Note that servers within a Server Group cannot reach each other unless there are both rules allowing traffic destined to and originating from it.
Protocol Criteria
Protocol can be specified as an 8bit integer so you can match any IP
protocol, but for convenience the strings tcp
, udp
or icmp
are
also accepted.. Not specifying a protocol matches all IP protocols.
Port Criteria
Ports can only be used with protocols tcp
and udp
. Source and
destination ports can be specified in a few different ways:
Port criteria | Description |
---|---|
22 |
A single port |
80,443 |
A comma separated list of up to 15 ports |
6667-7000 |
A range of ports |
Not specifying a port matches all ports.
Stateful
The Cloud Firewall is stateful, so you only need to write a rule in one direction - you do not need to worry about the reply packets coming back the other way.
Also, removing rules will only affect new connections. Existing established connections will not be disconnected mid-stream.
For tcp
, an established connection is any connection that has passed
the three way handshake and hasn’t yet sent the final FIN packets.
udp
isn’t a real stateful protocol, so we consider a udp
“connection” open for 30 seconds after each packet.
icmp
isn’t stateful either, we consider an icmp “connection” open
for 30 seconds after receiving an icmp echo request.
Default Firewall Policy
Every account has one default Server Group that all newly created servers become a member of (unless you explicitly put them in a different group). That group has a Firewall Policy applied with some default rules.

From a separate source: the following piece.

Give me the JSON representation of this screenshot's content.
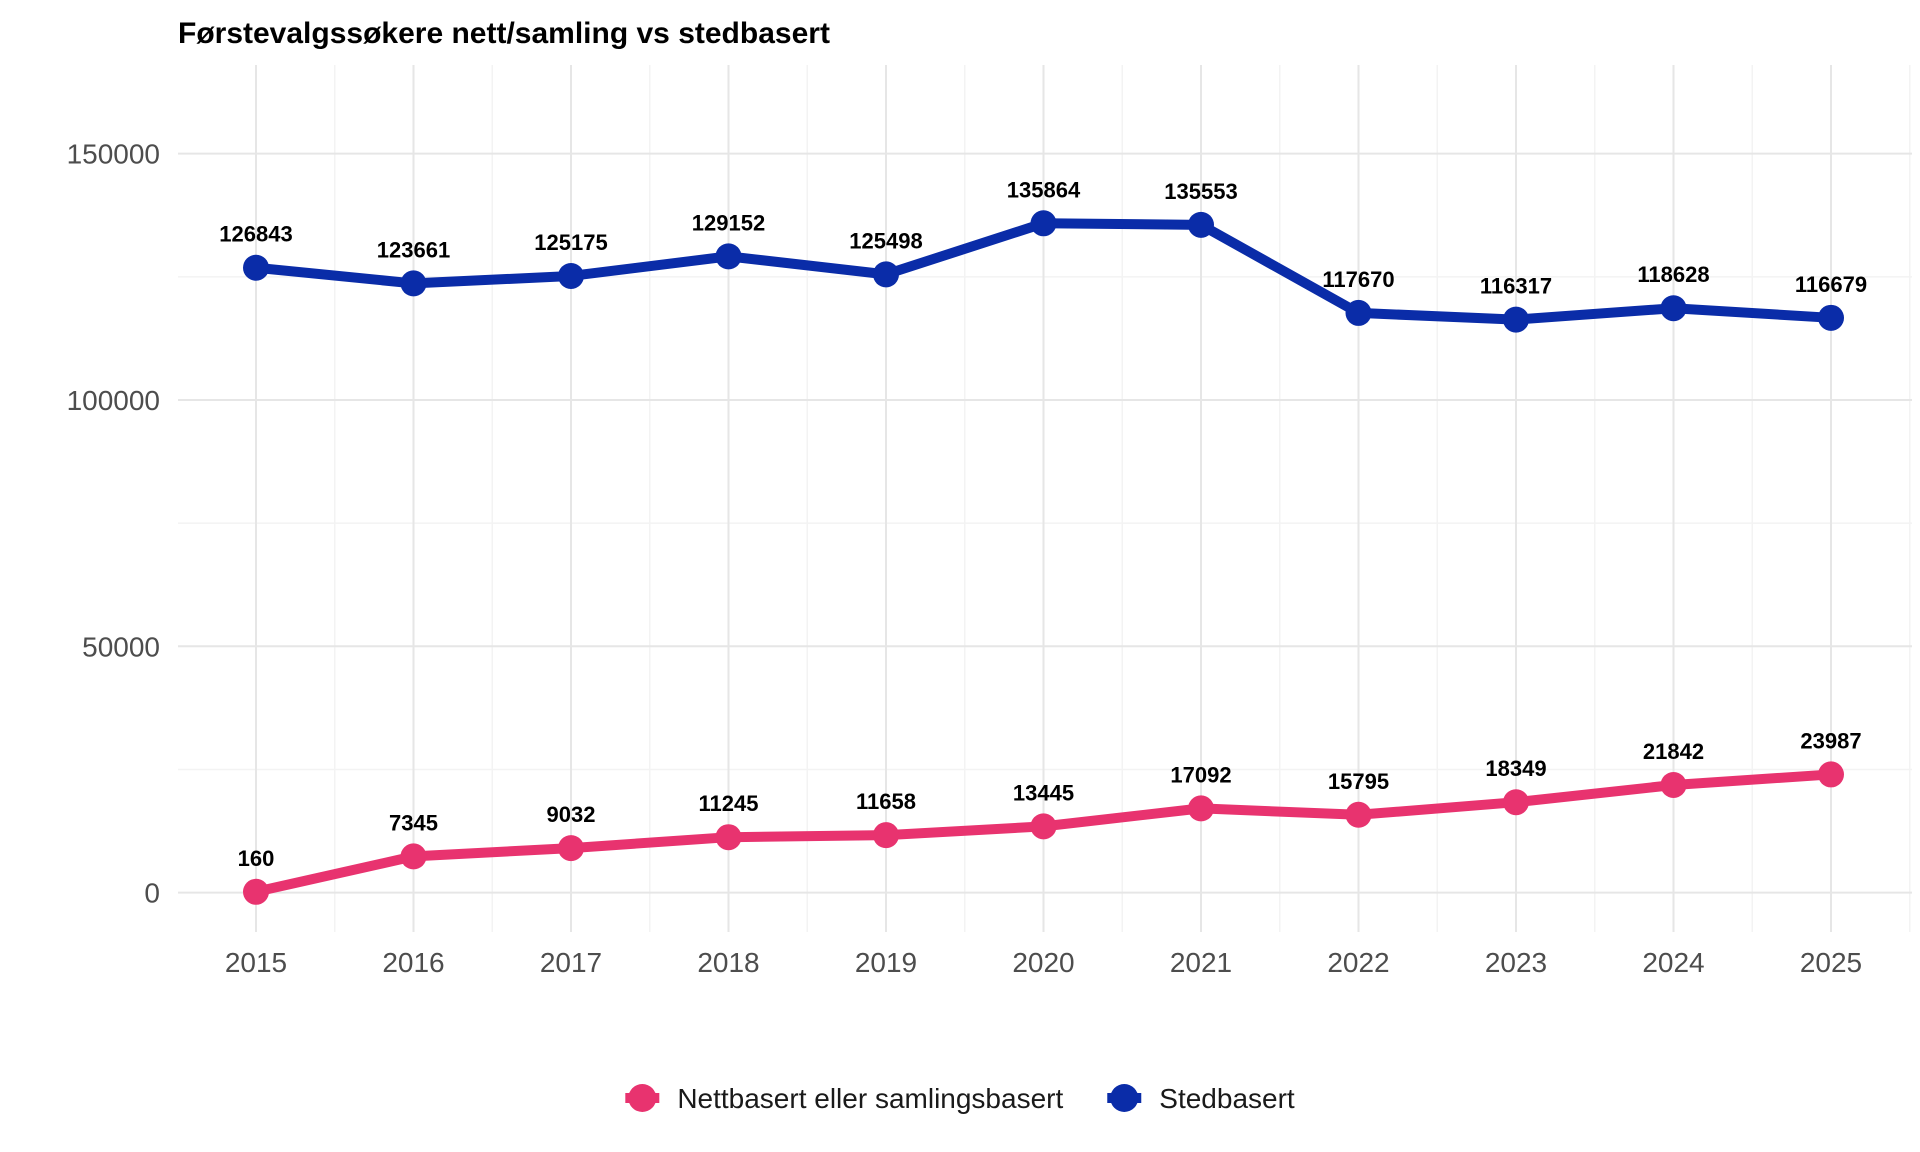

For customers who signed up before 2nd November 2011, the default policy is to accept all traffic in both directions (just as it did before the Cloud Firewall was implemented).
For customers who signed up after 2nd November, the default policy is as follows:
Protocol | Source | Source Port | Destination | Destination Port | Icmp type |
---|---|---|---|---|---|
- | - | - | any | - | - |
icmp | any | - | - | - | echo-request |
tcp | any | - | - | 22,80,443 | - |
- | grp-xxxxx (default group) | - | - | - | - |
Which means allow all outgoing traffic, allow incoming icmp pings, allow incoming tcp ports ssh, http and https, and allow incoming connections from all other servers in the default group.
So incoming access is restricted to some commonly used ports, but all servers in the group can reach each other openly.